What is the class about?

Ever wondered about how powerful your iphone is ? Is it a capable desktop replacement ? Ever thought what google looks like inside ? First step to a successful software product is knowing your target hardware ? There is no iphone OS without the Apple A4 processor or google.com without the massive datacenter?

Are you interested in understanding the architecture of cutting-edge systems that you will be programming in the future and what challenges confront software?

This course is designed to cover emeging trends in computer architecture (e.g., multicore processors, GPUs, cellphone-class hardware) and analyze the major challenges (e.g., parallelism) that confront software developers and what software needs to do to overcome these challenges.
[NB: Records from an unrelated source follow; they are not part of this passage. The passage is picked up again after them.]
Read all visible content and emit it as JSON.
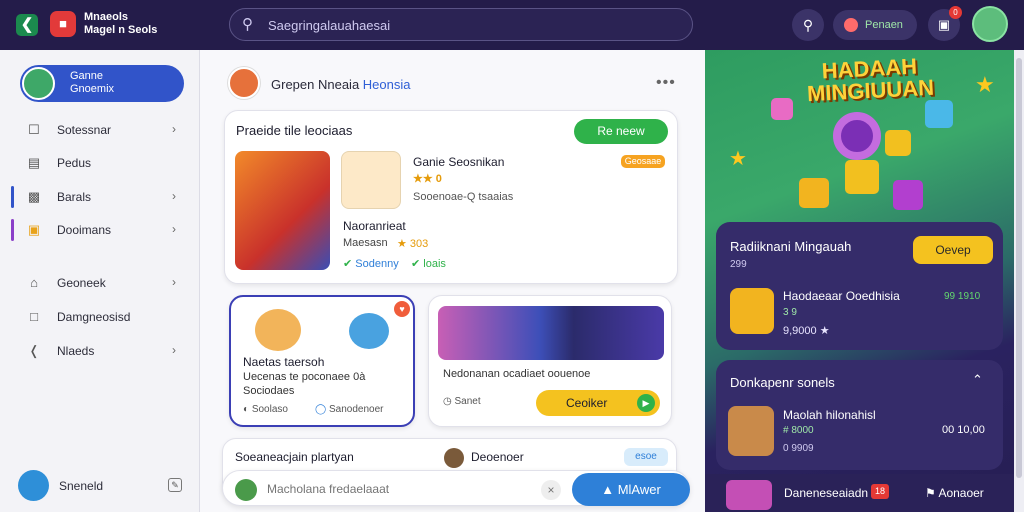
{
  "header": {
    "brand_line1": "Mnaeols",
    "brand_line2": "Magel n Seols",
    "search_placeholder": "Saegringalauahaesai",
    "pill_label": "Penaen",
    "notif_badge": "0"
  },
  "sidebar": {
    "profile_line1": "Ganne",
    "profile_line2": "Gnoemix",
    "items": [
      {
        "label": "Sotessnar",
        "icon": "clipboard-icon",
        "chevron": true
      },
      {
        "label": "Pedus",
        "icon": "file-icon",
        "chevron": false
      },
      {
        "label": "Barals",
        "icon": "image-icon",
        "chevron": true
      },
      {
        "label": "Dooimans",
        "icon": "folder-icon",
        "chevron": true
      },
      {
        "label": "Geoneek",
        "icon": "home-icon",
        "chevron": true
      },
      {
        "label": "Damgneosisd",
        "icon": "chat-icon",
        "chevron": false
      },
      {
        "label": "Nlaeds",
        "icon": "share-icon",
        "chevron": true
      }
    ],
    "footer_label": "Sneneld"
  },
  "main": {
    "group_title": "Grepen Nneaia",
    "group_title_highlight": "Heonsia",
    "card1": {
      "title": "Praeide tile leociaas",
      "button": "Re neew",
      "item_title": "Ganie Seosnikan",
      "item_tag": "Geosaae",
      "item_sub": "Sooenoae-Q tsaaias",
      "item_rating": "★★ 0",
      "item2_title": "Naoranrieat",
      "item2_sub": "Maesasn",
      "item2_stars": "★ 303",
      "status1": "Sodenny",
      "status2": "loais"
    },
    "card2": {
      "title": "Naetas taersoh",
      "line2": "Uecenas te poconaee 0à",
      "line3": "Sociodaes",
      "meta": "Soolaso",
      "meta2": "Sanodenoer"
    },
    "card3": {
      "line1": "Nedonanan ocadiaet oouenoe",
      "meta": "Sanet",
      "button": "Ceoiker"
    },
    "card4": {
      "title": "Soeaneacjain plartyan",
      "user": "Deoenoer",
      "tag": "esoe"
    },
    "compose_placeholder": "Macholana fredaelaaat",
    "send_label": "MlAwer"
  },
  "right": {
    "promo_title_line1": "HADAAH",
    "promo_title_line2": "MINGIUUAN",
    "panel1": {
      "title": "Radiiknani Mingauah",
      "subtitle": "299",
      "button": "Oevep",
      "item_title": "Haodaeaar Ooedhisia",
      "item_badge": "99 1910",
      "item_sub1": "3 9",
      "item_sub2": "9,9000 ★"
    },
    "panel2": {
      "title": "Donkapenr sonels",
      "item_title": "Maolah hilonahisl",
      "item_sub": "# 8000",
      "item_sub2": "0 9909",
      "item_count": "00 10,00"
    },
    "panel3": {
      "item_title": "Daneneseaiadn",
      "item_badge": "18",
      "action": "Aonaoer"
    }
  }
}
In the first half we will focus on the trend of Parallelism . We will begin with a primer on multicore manycore chips: chips that integrate multiple CPUs on the same. Intel is shipping 10 core (20 thread chips) and our own AMD servers are 2 chip 24-thread systems. All new chips build today and in the future will be multicore chips. They are ubiquitous and are present in your laptops, cell phones, and gaming consoles. Cell phone processor designs are more aggressive and include a collection of heterogeneous cores like signal processors and crypographic units along with a traditional processor. Harnessing these new age compute engines is an open challenge. We will focus on their architectures different programming models that empower us to tap into this fountain of CPUs.

In the second half we will focus on Energy-Efficiency . We will discuss why modern multicore chips are woefully in-effficient and waste a lot of energy in doing extraneous work. With each technology generation you get more transistors, but the percent of a chip you can actively use drops exponentially --- in 2020 we can only operate 4% of the chip. We will look at the emergence of energy-efficient memory technologies and chips like GPUs and Cell phone chips which laugh at the face of the power wall. Modern chips also present a number of dynamic power knobs that can be tuned to change the energy profile of a processor. We will discuss the role of software in aiding hardware achieve energy-efficient execution. We will look at programming models and execution patterns that lead to energy-efficient computing. We will study how in certain applications we can trade off quality-of-service guarantees for energy gains and learn how to build in the QOS hints into software. Finally, we will elaborate on adaptive software runtimes that tune the various power knobs in existing systems.